The Rooney Rule was never about forcing an owner to hire a minority candidate. It was about requiring owners to give fair consideration to a diverse set of qualified candidates before picking the next coach. But even though the league can mandate at least one interview of a minority candidate, the league can never force owners to not make decisions about the coaches they want to hire.

And so the practical value of the rule comes only from the fact that requiring interviews of at least one minority candidate per vacancy places into the media pipeline names that otherwise wouldn’t be mentioned, and gives minority candidates opportunities to get experience with the interview process. There’s value in that, although less value when (for example) the Cowboys choose to interview not an up-and-coming assistant but Marvin Lewis, who needs no boost in name recognition or job-interview experience.

Regardless of its intended purpose, the Rooney Rule has become an exercise in checking a box. If that’s what it’s going to be, the requirement should be that the candidate interviewed will truly benefit from the box-checking: No NFL head-coaching experience, for example. An age or years-of-experience limit, possibly.

But it still should be something more. In a very brave move given the entity that signs his paycheck, Jim Trotter of NFL Media shared via social media this observation, via an unnamed black assistant coach: “NFL has finally shown it’s not the place for black men to advance. It’s ridiculous, it’s disgusting. We can sell tickets and make plays, but we can’t lead.”

Trotter calls the problem not a league issue but an ownership issue. But there’s no difference; the owners are the league. And the league adopted the Rooney Rule via vote of the owners.

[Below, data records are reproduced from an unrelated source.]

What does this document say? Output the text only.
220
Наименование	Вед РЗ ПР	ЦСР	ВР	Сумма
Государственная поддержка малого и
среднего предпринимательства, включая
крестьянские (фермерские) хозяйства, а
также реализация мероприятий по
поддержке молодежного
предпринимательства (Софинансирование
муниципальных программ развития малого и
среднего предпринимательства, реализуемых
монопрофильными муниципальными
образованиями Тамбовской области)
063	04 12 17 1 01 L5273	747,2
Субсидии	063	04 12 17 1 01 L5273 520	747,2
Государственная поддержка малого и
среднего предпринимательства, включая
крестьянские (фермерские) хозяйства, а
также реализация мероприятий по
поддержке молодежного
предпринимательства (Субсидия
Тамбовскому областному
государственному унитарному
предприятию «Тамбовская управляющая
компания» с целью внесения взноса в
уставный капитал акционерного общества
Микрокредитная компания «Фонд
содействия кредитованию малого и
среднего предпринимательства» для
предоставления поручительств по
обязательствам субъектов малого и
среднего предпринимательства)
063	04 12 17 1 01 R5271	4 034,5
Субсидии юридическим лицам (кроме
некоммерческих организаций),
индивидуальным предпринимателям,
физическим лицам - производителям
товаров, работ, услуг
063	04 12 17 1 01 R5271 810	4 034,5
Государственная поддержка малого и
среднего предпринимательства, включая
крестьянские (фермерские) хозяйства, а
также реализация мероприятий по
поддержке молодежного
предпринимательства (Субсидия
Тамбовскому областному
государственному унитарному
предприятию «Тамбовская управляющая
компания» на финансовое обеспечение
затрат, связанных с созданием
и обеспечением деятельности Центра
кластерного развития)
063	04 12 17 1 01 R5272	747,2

Instead of using the threat of litigation to squeeze the league into adopting the Rooney Rule, maybe Johnnie Cochran and Cyrus Mehri should have persuaded someone to file a lawsuit alleging discrimination on the basis of race. Sometimes, that’s the only way to truly alter behavior and, more importantly, attitudes.

But that will never happen, because coaches simply want to coach. Whoever takes that stand will never coach again, at least not in the NFL.